From 6370fa0c124eff28ce177b660edb6e899c90d993 Mon Sep 17 00:00:00 2001
From: Benson Ma <bensonma415@meta.com>
Date: Thu, 2 Jan 2025 21:47:15 -0800
Subject: [PATCH] Add support for `int32_t` indices in TBE training (2H/N)

Summary: - Update benchmark test for `int32_t` Indicies

Differential Revision: D67784746
---
 .../split_table_batched_embeddings_benchmark.py     | 13 +++++++++----
 1 file changed, 9 insertions(+), 4 deletions(-)

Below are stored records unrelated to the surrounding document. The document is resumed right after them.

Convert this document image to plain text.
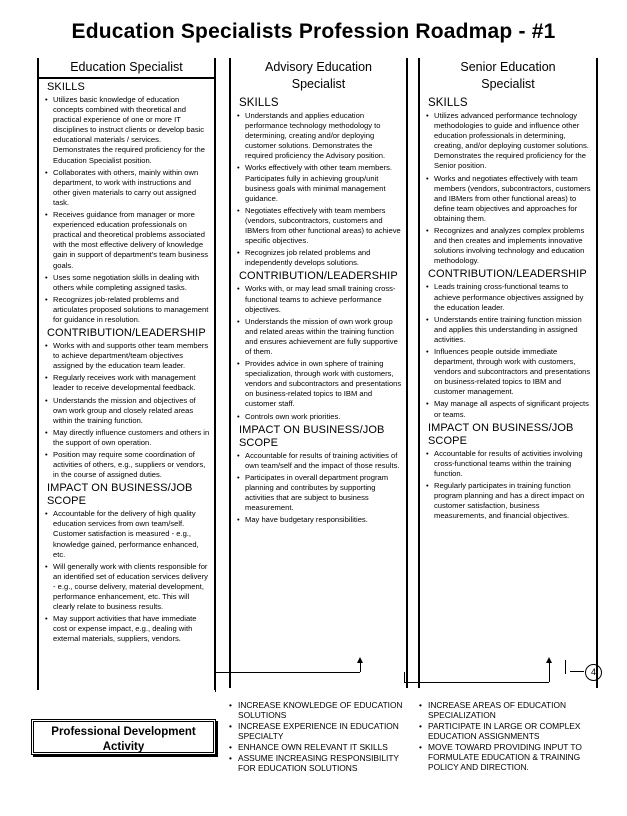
Education Specialists Profession Roadmap - #1
Education Specialist
SKILLS
• Utilizes basic knowledge of education concepts combined with theoretical and practical experience of one or more IT disciplines to instruct clients or develop basic educational materials / services. Demonstrates the required proficiency for the Education Specialist position.
• Collaborates with others, mainly within own department, to work with instructions and other given materials to carry out assigned task.
• Receives guidance from manager or more experienced education professionals on practical and theoretical problems associated with the most effective delivery of knowledge gain in support of department's team business goals.
• Uses some negotiation skills in dealing with others while completing assigned tasks.
• Recognizes job-related problems and articulates proposed solutions to management for guidance in resolution.
CONTRIBUTION/LEADERSHIP
• Works with and supports other team members to achieve department/team objectives assigned by the education team leader.
• Regularly receives work with management leader to receive developmental feedback.
• Understands the mission and objectives of own work group and closely related areas within the training function.
• May directly influence customers and others in the support of own operation.
• Position may require some coordination of activities of others, e.g., suppliers or vendors, in the course of assigned duties.
IMPACT ON BUSINESS/JOB SCOPE
• Accountable for the delivery of high quality education services from own team/self. Customer satisfaction is measured - e.g., knowledge gained, performance enhanced, etc.
• Will generally work with clients responsible for an identified set of education services delivery - e.g., course delivery, material development, performance enhancement, etc. This will clearly relate to business results.
• May support activities that have immediate cost or expense impact, e.g., dealing with external materials, suppliers, vendors.
Advisory Education Specialist
SKILLS
• Understands and applies education performance technology methodology to determining, creating and/or deploying customer solutions. Demonstrates the required proficiency the Advisory position.
• Works effectively with other team members. Participates fully in achieving group/unit business goals with minimal management guidance.
• Negotiates effectively with team members (vendors, subcontractors, customers and IBMers from other functional areas) to achieve specific objectives.
• Recognizes job related problems and independently develops solutions.
CONTRIBUTION/LEADERSHIP
• Works with, or may lead small training cross-functional teams to achieve performance objectives.
• Understands the mission of own work group and related areas within the training function and ensures achievement are fully supportive of them.
• Provides advice in own sphere of training specialization, through work with customers, vendors and subcontractors and presentations on business-related topics to IBM and customer staff.
• Controls own work priorities.
IMPACT ON BUSINESS/JOB SCOPE
• Accountable for results of training activities of own team/self and the impact of those results.
• Participates in overall department program planning and contributes by supporting activities that are subject to business measurement.
• May have budgetary responsibilities.
Senior Education Specialist
SKILLS
• Utilizes advanced performance technology methodologies to guide and influence other education professionals in determining, creating, and/or deploying customer solutions. Demonstrates the required proficiency for the Senior position.
• Works and negotiates effectively with team members (vendors, subcontractors, customers and IBMers from other functional areas) to define team objectives and approaches for obtaining them.
• Recognizes and analyzes complex problems and then creates and implements innovative solutions involving technology and education methodology.
CONTRIBUTION/LEADERSHIP
• Leads training cross-functional teams to achieve performance objectives assigned by the education leader.
• Understands entire training function mission and applies this understanding in assigned activities.
• Influences people outside immediate department, through work with customers, vendors and subcontractors and presentations on business-related topics to IBM and customer management.
• May manage all aspects of significant projects or teams.
IMPACT ON BUSINESS/JOB SCOPE
• Accountable for results of activities involving cross-functional teams within the training function.
• Regularly participates in training function program planning and has a direct impact on customer satisfaction, business measurements, and financial objectives.
4
Professional Development Activity
• INCREASE KNOWLEDGE OF EDUCATION SOLUTIONS
• INCREASE EXPERIENCE IN EDUCATION SPECIALTY
• ENHANCE OWN RELEVANT IT SKILLS
• ASSUME INCREASING RESPONSIBILITY FOR EDUCATION SOLUTIONS
• INCREASE AREAS OF EDUCATION SPECIALIZATION
• PARTICIPATE IN LARGE OR COMPLEX EDUCATION ASSIGNMENTS
• MOVE TOWARD PROVIDING INPUT TO FORMULATE EDUCATION & TRAINING POLICY AND DIRECTION.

diff --git a/fbgemm_gpu/bench/split_table_batched_embeddings_benchmark.py b/fbgemm_gpu/bench/split_table_batched_embeddings_benchmark.py
index f439ed678..68da7659c 100644
--- a/fbgemm_gpu/bench/split_table_batched_embeddings_benchmark.py
+++ b/fbgemm_gpu/bench/split_table_batched_embeddings_benchmark.py
@@ -125,6 +125,7 @@ def cli() -> None:
 @click.option("--flush-gpu-cache-size-mb", default=0)
 @click.option("--dense", is_flag=True, default=False)
 @click.option("--output-dtype", type=SparseType, default=SparseType.FP32)
+@click.option("--indices-dtype", type=click.Choice(["32", "64"]), default="64")
 @click.option("--requests_data_file", type=str, default=None)
 @click.option("--tables", type=str, default=None)
 @click.option("--export-trace", is_flag=True, default=False)
@@ -166,6 +167,7 @@ def device(  # noqa C901
     flush_gpu_cache_size_mb: int,
     dense: bool,
     output_dtype: SparseType,
+    indices_dtype: int,
     requests_data_file: Optional[str],
     tables: Optional[str],
     export_trace: bool,
@@ -176,6 +178,9 @@ def device(  # noqa C901
     cache_load_factor: float,
 ) -> None:
     assert not ssd or not dense, "--ssd cannot be used together with --dense"
+    indices_dtype_torch: torch.dtype = (
+        torch.int32 if indices_dtype == 32 else torch.int64
+    )
     np.random.seed(42)
     torch.manual_seed(42)
     B = batch_size
@@ -352,8 +357,8 @@ def context_factory(on_trace_ready: Callable[[profile], None]):
         time_per_iter = benchmark_requests(
             requests,
             lambda indices, offsets, per_sample_weights: emb.forward(
-                indices.long(),
-                offsets.long(),
+                indices.to(dtype=indices_dtype_torch),
+                offsets.to(dtype=indices_dtype_torch),
                 per_sample_weights,
                 feature_requires_grad=feature_requires_grad,
             ),
@@ -384,8 +389,8 @@ def context_factory(on_trace_ready: Callable[[profile], None]):
         time_per_iter = benchmark_requests(
             requests,
             lambda indices, offsets, per_sample_weights: emb(
-                indices.long(),
-                offsets.long(),
+                indices.to(dtype=indices_dtype_torch),
+                offsets.to(dtype=indices_dtype_torch),
                 per_sample_weights,
                 feature_requires_grad=feature_requires_grad,
             ),